The shift to the network comes after Honor’s CEO, Seth Sternberg, learned “a critical lesson” that scaling out the company’s home care operations—from being the biggest provider in the San Francisco Bay area—to new markets was challenging and competitive.
“The locally-owned agency providers in Dallas, Los Angeles, and Albuquerque understood their communities better than we ever could,” Sternberg wrote in a blog post. “Not just cultural nuances, they knew the health and social support systems for older folks, who families turned to when looking for a caregiver, and the key institutions within the community who helped their patients and clients find quality home care. And they had spent years building real relationships and real trust, which is what this business is about.”
Sternberg said he thought Honor could help solve the problems of local agencies rather than running “local, home-grown businesses.” Honor would become a partner that could backfill a last-minute call-off with a high-quality, situation-qualified Care Pro; fulfill a late-night customer request for the next day; keeps tabs on service quality in real time; and handle legal and compliance issues systematically and efficiently, according to Sternberg.
Providers in the network, which includes the recent addition of seven home care agencies, have access to Honor’s caregiver pool. One such company, California-based CSS Home Care, has claimed 40% business growth by working with Honor.
Honor currently has partnerships in California, Texas and New Mexico in the “low single digits” and is looking to expand in Orange County, Sacramento, Santa Fe and Houston, “plus anywhere else we think it makes sense to expand in the future,” according to Sommers. The company is aiming to scale up to “hundreds” of partnerships, she said.
Managed care mission
Honor is among other home care startups with venture-backing that have shifted their business models. New York-based Hometeam recently named a new CEO and a pursuit of the Medicare-Medicaid dual-eligibles population. Hometeam, which has raised more than $43 million, also started as a private duty home care company before shifting its strategy.
Yet the pivots both appear to take aim at the managed care market.
Honor’s funding also comes just after the Centers for Medicare & Medicaid Services (CMS) announced in early April it would allow non-skilled in-home supports to be added as a supplemental benefit for Medicare Advantage (MA) plans in 2019. Honor hopes its network of connected providers will better enable payers, health systems and hospitals to reach home care agencies that have technology capabilities to take care of managed care patients.
Agencies in the network also work on a “shared set of standards” across the same technology that can better enable the care coordination necessary for managed care, according to Sommers.

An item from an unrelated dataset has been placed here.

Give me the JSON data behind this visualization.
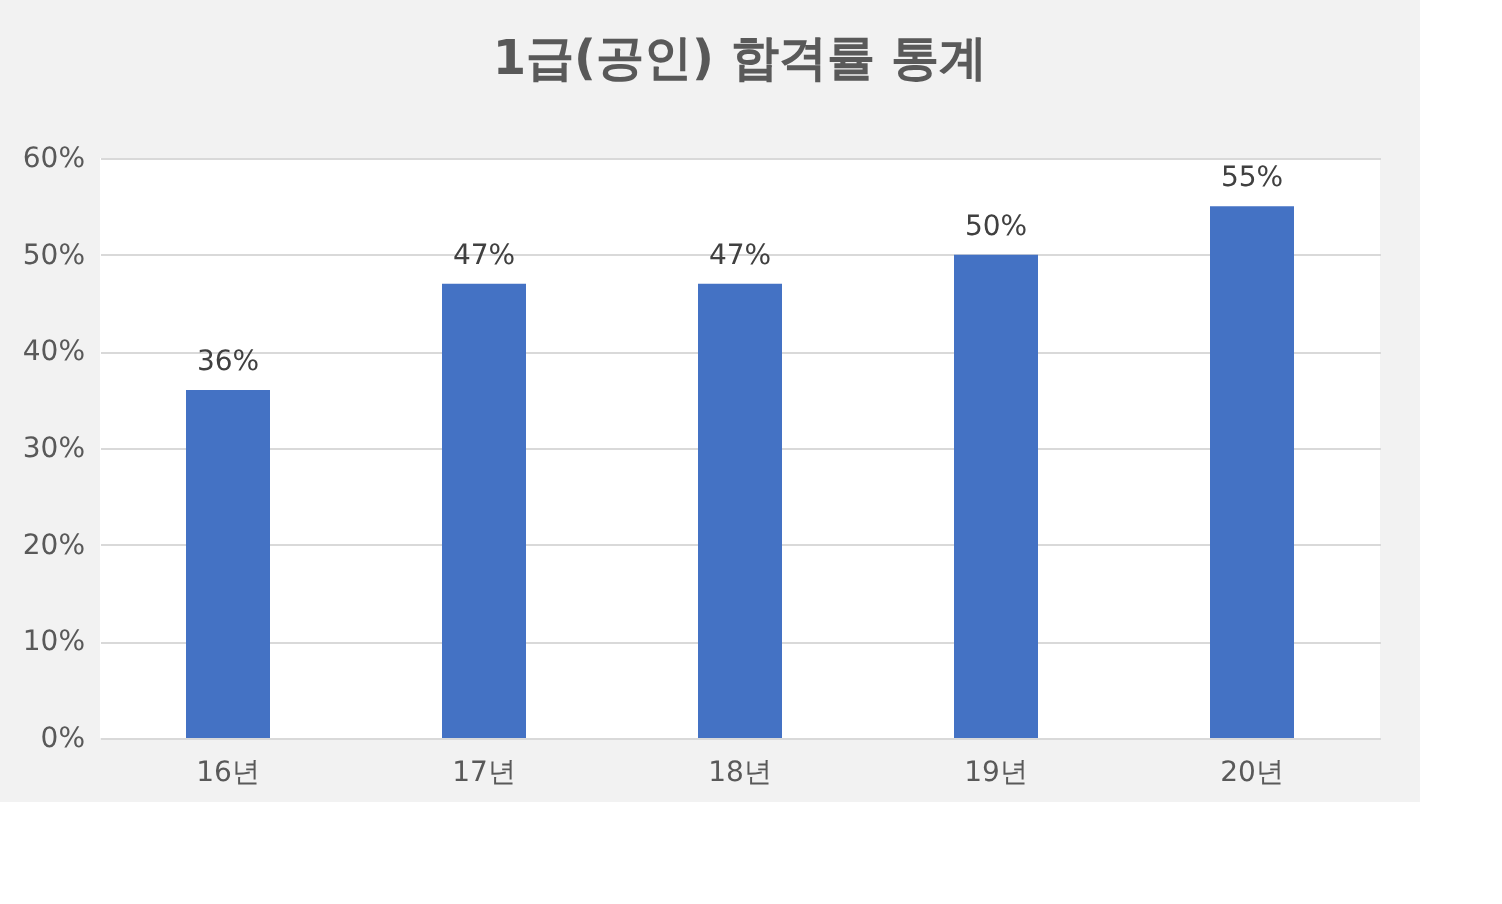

“We are super excited the payers are beginning to think about this space differently,” Sommers said. “Non-medical home care should be a part of that care continuum for adults. Why it’s probably not happened much [is because] it’s a hard industry to work with right now, given how fragmented it is. If you’re one of the largest MA plans, it’s really hard to partner with anyone in this area—you’d have to work with thousands of providers. Our goal with the network is to make this easier.”
Honor is currently in a pilot with an undisclosed MA plan, both through Honor’s own home care agencies and the partnership network, Sommers said.
While the direction to managed care is clear, one of the company’s other expansion efforts has apparently dwindled. In 2016, Honor announced it had set up two pilot storefront locations inside Walmarts in in the Dallas-Forth Worth market in Texas. Honor is no longer operating those storefronts, according to Sommers.
With the partner network being the primary focus of the business going forward, Honor will use its own home care agencies as a test market for developing new technology and best practices before advancing them, Sommers said. The new funding will support Honor’s push to expand its partner network and capture more agencies that have a long-standing connection and presence to their market.
“When we started out as a company, [there was] a lot of looking at the current fragmentation as being not optimal,” Sommers said. “…Building the infrastructure would be hugely valuable. We had to do that through a series of our own agencies, but there’s no better way to do it than working with a series of local agencies since they know their markets so well.”